Why Master theorem cannot be applied

Question

Doing an assignment and stuck on a few questions.

1. T(n) = T(2n/5)+n
2. T(n) = T(2n/3)+T(n/3)+n
3. T(n) = T(n−2)+n

Something tells me that on all of them the Master theorem cannot be applied. But why? And what are their upper bounds (big-Oh)?

Answer 1

The master method works only for following type of recurrences.

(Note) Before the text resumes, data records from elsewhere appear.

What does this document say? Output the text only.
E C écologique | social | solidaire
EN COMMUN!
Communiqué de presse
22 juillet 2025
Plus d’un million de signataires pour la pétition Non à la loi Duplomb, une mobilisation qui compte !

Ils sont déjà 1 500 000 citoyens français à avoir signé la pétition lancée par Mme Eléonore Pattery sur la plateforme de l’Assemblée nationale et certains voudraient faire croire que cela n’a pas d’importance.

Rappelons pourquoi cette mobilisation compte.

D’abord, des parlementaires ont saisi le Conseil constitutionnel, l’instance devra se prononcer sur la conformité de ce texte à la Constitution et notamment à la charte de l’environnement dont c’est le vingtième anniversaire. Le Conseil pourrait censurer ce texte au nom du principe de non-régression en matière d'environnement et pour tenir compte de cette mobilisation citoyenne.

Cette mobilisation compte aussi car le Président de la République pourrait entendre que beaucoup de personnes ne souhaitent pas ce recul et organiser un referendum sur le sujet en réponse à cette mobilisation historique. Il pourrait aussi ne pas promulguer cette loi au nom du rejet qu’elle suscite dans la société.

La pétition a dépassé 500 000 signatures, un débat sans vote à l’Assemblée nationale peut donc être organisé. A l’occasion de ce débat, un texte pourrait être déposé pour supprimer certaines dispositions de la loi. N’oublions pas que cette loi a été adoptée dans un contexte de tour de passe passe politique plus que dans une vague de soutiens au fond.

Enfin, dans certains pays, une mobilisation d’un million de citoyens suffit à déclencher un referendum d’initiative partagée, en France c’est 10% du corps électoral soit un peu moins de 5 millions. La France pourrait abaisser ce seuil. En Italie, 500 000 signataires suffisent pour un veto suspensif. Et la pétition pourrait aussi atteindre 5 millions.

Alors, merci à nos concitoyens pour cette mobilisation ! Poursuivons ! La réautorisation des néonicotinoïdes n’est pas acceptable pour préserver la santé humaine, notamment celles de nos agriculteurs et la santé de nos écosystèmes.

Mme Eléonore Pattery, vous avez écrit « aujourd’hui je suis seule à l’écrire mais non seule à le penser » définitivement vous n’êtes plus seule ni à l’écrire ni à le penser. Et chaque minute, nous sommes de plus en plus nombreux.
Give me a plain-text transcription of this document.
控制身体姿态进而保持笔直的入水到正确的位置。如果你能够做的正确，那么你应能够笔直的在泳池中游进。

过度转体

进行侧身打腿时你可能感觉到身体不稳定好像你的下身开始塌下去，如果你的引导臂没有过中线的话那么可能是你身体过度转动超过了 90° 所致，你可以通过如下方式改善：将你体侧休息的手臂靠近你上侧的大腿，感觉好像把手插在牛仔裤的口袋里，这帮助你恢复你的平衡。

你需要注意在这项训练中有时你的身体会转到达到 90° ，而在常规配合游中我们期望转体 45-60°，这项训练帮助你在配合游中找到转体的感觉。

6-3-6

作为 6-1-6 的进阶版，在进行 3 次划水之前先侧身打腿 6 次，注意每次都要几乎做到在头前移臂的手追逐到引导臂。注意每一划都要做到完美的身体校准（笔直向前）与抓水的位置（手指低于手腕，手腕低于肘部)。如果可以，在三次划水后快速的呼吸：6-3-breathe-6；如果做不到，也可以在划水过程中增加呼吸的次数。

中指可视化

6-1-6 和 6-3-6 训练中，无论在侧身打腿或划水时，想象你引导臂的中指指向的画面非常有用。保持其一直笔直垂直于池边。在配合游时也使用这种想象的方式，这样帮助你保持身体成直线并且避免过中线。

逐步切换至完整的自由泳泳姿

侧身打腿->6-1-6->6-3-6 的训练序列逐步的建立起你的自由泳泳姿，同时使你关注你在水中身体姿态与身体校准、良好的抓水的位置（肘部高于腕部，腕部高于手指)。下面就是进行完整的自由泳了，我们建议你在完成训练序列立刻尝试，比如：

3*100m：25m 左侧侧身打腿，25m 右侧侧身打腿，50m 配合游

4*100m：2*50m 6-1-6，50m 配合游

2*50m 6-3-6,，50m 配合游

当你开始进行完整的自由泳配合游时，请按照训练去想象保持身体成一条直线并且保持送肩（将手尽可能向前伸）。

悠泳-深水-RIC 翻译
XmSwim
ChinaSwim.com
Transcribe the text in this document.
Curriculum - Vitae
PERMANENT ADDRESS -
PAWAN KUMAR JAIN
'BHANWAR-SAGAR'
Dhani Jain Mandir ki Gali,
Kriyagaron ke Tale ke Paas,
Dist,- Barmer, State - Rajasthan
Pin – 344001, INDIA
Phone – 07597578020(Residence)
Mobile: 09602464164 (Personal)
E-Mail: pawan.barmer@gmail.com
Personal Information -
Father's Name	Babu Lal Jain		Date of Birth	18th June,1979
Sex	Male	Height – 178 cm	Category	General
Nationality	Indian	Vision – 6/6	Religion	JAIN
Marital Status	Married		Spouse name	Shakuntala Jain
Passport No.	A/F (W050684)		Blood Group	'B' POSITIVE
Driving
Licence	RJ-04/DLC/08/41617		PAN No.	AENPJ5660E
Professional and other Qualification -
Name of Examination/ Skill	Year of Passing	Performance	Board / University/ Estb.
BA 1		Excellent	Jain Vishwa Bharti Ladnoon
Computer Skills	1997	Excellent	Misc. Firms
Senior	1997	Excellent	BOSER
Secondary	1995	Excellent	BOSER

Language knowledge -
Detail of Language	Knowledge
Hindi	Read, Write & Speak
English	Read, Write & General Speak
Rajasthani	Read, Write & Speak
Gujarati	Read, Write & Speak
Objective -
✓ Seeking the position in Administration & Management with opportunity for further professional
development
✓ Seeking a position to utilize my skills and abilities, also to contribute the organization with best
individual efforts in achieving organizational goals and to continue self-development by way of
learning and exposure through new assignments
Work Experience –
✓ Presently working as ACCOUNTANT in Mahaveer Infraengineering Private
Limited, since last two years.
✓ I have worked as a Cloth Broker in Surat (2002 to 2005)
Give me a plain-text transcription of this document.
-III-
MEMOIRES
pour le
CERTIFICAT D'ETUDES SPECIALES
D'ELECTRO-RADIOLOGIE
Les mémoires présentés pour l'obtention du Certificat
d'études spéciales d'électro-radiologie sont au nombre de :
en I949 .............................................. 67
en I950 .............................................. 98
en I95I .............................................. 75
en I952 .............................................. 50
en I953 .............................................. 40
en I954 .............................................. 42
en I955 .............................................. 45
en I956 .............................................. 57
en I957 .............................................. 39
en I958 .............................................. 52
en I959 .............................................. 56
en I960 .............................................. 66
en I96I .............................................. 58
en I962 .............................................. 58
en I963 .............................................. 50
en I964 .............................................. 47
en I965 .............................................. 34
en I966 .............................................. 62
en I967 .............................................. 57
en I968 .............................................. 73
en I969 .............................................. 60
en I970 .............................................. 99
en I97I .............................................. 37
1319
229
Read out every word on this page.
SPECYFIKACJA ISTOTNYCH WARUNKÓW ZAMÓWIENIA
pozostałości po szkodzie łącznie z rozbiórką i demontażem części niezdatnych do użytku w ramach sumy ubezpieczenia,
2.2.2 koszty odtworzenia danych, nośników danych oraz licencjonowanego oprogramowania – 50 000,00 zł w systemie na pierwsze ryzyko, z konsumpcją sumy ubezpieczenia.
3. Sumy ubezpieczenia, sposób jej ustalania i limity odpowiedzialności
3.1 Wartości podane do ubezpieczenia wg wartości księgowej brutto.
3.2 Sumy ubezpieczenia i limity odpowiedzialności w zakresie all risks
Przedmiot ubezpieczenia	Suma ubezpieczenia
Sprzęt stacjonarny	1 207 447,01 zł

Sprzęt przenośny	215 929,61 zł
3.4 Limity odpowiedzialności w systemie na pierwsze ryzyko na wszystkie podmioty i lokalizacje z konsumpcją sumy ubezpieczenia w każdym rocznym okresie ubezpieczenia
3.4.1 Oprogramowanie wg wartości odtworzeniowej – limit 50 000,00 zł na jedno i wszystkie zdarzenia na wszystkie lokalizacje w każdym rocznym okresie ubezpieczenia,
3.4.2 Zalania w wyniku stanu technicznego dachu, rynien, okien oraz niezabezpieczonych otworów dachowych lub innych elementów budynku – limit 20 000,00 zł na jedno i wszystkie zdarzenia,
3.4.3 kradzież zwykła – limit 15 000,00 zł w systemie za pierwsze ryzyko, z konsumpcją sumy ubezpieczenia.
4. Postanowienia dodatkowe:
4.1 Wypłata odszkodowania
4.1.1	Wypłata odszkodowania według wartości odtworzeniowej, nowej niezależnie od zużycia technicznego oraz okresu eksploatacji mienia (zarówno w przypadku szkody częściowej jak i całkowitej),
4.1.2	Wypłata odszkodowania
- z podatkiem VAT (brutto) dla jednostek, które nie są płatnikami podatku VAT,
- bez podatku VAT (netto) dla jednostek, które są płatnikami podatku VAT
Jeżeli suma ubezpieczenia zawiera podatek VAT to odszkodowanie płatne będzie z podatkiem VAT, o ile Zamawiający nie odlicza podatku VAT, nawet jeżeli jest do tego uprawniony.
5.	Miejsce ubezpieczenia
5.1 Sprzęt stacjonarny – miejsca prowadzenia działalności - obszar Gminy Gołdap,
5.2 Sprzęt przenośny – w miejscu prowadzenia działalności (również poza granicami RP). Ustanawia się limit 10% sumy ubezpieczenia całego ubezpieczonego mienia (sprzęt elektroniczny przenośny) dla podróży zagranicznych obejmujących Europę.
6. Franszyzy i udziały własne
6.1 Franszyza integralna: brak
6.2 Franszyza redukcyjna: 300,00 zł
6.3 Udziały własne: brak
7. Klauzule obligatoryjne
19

T(n) = aT(n/b) + f(n) where a >= 1 and b > 1

For the questions,

1. T(n) = T(2n/5)+n

@templatetypedef has already modified this recurrence equation to fit the master theorem as

T(n) = T(n / (5/2)) + n

I guess you can solve it from here.

2. T(n) = T(2n/3)+T(n/3)+n

Clearly this cannot be solved directly by master theorem. We should try constructing the recursion tree and see. A recursion tree diagrams the tree of recursive calls and the amount of work done at each call. Following is the image taken from here

So, this reduces to O(n * log n)

3. T(n) = T(n−2)+n

Clearly this cannot be solved directly by master theorem. There is a modified formula derived for Subtract-and-Conquer type.

This link might be useful.

For recurrences of form,

T(n) = aT(n-b) + f(n)

where n > 1, a>0, b>0

If f(n) is O(n^k) and k>=0, then

1. If a<1 then T(n) = O(n^k)
2. If a=1 then T(n) = O(n^k+1)
3. if a>1 then T(n) = O(n^k * a^n/b)

I guess you can solve it from here.

Hope it helps!

Answer 2

The Master Theorem can be applied to any recurrence of the form

T(n) = aT(n / b) + O(n^d)

where a, b, and d are constants. (There are some other formulations, but this above one handles the more common cases). Specifically, this means that

• the problem size must shrink by a constant factor,
• the subproblems must all have the same size,
• there must be a constant number of subproblems, and
• the additive term must be a polynomial.

These criteria rule out the second recurrence (the subproblems don't have the same sizes) and the third (the problem size must shrink by a constant factor). However, the first recurrence satisfies all four of these criteria. It might help to rewrite the recurrence as

T(n) = T(n / (5/2)) + n.

Based on that, what case of the Master Theorem are you in, and what does the recurrence solve to?